The big coupe lasted on the market until 1999, but it wasn’t a big commercial success for the company. However, it was one of the finest cars BMW ever produced and a true future classic. But behind the perfect design and impressive numbers were some fragile mechanics and the complicated V12, which loved to burn oil. Not to mention the problematic suspension setup and electronic problems that plagued the 8-Series throughout its production.
One of the unsung heroes of the ’90s Japanese sports car invasion was the Mitsubishi 3000 GT. Today, the Acura NSX gets all the attention, but the 3000 GT is an accomplished and exciting car.

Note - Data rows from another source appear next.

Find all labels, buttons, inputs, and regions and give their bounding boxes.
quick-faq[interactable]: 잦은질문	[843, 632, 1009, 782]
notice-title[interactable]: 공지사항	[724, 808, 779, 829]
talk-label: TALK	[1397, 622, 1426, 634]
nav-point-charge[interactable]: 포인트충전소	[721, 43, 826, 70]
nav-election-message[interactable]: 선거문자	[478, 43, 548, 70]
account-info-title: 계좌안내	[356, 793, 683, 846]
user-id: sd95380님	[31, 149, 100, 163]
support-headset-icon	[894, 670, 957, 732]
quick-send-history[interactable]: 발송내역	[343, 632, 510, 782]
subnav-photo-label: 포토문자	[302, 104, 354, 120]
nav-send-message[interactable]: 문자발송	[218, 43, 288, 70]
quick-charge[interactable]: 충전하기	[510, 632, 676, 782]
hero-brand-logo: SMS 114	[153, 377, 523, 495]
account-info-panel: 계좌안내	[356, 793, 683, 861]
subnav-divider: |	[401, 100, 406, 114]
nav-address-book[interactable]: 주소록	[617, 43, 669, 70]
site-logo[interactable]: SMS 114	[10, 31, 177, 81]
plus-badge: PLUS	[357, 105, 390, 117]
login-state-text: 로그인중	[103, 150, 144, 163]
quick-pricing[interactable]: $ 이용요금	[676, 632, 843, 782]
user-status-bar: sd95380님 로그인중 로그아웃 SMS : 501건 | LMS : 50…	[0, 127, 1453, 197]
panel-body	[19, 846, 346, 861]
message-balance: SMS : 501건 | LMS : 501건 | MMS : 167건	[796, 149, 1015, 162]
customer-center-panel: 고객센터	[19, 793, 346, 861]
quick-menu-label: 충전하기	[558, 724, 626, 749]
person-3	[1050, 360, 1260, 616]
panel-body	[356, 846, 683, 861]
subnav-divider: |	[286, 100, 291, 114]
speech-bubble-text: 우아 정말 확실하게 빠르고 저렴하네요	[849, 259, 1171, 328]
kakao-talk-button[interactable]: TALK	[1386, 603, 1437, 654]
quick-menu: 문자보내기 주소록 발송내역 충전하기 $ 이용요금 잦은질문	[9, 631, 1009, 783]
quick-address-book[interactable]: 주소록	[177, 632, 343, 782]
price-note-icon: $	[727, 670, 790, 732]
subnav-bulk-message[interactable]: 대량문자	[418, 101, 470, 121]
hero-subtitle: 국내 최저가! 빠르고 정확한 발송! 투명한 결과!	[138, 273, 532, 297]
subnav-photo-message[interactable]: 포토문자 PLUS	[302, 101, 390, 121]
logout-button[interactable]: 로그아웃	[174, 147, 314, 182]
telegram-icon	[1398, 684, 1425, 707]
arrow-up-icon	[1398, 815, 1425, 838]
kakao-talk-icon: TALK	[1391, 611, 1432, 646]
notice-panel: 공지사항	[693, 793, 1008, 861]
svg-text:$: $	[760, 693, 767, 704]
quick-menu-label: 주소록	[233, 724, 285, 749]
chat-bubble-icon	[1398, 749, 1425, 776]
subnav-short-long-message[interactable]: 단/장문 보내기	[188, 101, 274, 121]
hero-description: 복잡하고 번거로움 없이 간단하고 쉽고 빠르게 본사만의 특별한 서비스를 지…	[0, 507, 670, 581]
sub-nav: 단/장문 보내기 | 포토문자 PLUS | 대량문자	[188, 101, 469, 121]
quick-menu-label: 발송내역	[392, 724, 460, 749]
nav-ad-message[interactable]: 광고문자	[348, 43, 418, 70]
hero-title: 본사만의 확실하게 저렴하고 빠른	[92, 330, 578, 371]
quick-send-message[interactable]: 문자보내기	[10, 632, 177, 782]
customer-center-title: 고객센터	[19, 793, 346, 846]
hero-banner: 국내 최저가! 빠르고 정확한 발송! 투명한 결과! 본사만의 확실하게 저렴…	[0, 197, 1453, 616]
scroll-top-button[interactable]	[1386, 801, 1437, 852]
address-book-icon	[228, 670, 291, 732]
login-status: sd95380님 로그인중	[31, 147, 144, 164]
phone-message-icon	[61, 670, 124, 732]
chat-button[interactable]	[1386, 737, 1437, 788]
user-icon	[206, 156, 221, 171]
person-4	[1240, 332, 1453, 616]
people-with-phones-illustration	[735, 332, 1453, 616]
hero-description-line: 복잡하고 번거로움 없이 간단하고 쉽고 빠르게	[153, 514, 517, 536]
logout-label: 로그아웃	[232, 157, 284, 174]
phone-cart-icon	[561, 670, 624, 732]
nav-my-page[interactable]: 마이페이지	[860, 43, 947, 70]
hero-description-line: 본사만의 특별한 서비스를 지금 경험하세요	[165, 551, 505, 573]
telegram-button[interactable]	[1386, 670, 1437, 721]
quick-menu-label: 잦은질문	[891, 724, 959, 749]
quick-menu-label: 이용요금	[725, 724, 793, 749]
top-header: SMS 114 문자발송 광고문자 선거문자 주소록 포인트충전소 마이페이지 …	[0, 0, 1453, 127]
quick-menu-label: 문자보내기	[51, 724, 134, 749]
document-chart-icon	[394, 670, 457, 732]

It has advanced technology for its day with a twin-turbo V6 engine delivering up to 300 HP in top-spec, intelligent all-wheel drive, and even four-wheel steering.
However, it was a bit heavy and expensive to maintain. Soon, this JDM gem was forgotten. Because it was prone to all kinds of problems, owners soon gave up on them.
The Fiat 124 Spider entered the market in 1966 and sold in America until 1985. The Spider came with a Pininfarina design on a 124 Sedan platform with straightforward mechanics. Fiat equipped it with a twin-cam engine, four-speed manual transmission, and rear-wheel drive. Early models got 90 HP from the 1.6-liter engine, while later versions got 2.0-liter engines with fuel injection and 102 HP.
However, despite looking like a Ferrari from the ’60s at discount prices, the Fiat was notorious for having rust issues. So much so, there’s not a single Fiat 124 Spider that doesn’t need a restoration. These cars were so bad, if you want to buy one today, the first thing to look for is rust. Chances are part of the floor is missing.
Many car enthusiasts claim the Miura is the first proper supercar in the world. It may qualify with its fantastic design, crazy power, and performance numbers. Also, it comes with a high price tag and the company limited the production numbers. The Miura was also the first car to feature several technical solutions that later became mandatory features in the supercar segment.
If it wasn’t the first, it is certainly was the most influential and iconic. Part of that appeal came from the 4.0-liter V12 transversally mounted behind the driver delivering 350 HP to its rear wheels. Sadly, the Miura was one of the most dangerous supercars ever made since it could catch fire at any moment. Quite a few Miuras were lost due to fire because of mechanical flaws, poor carburetor assembly, and bad fuel lines.
The Mini was an immensely influential and significant car when it was released in 1959. Today, every front-wheel-drive car uses the same drivetrain layout and concept. However, the first Mini wasn’t without its flaws. Apart from being unsafe and rust-prone, the Mini had one major design flaw. Due to a transversally-mounted engine, the radiator was on the left side behind the wheel well. But this design feature left the distributor and spark plug wires without any protection. So during rainy days, water flooded the starting system of the Mini through the front grille.
This left thousands of owners stranded and without any chance to start their car. These are 20 of the most unreliable classic cars that were a thorn in car owners’ sides for years. They all have their innate qualities, yet they also come with some serious flaws, some even with deadly consequences. Hopefully, the car industry has learned some valuable lessons from these cars to protect drivers in the future.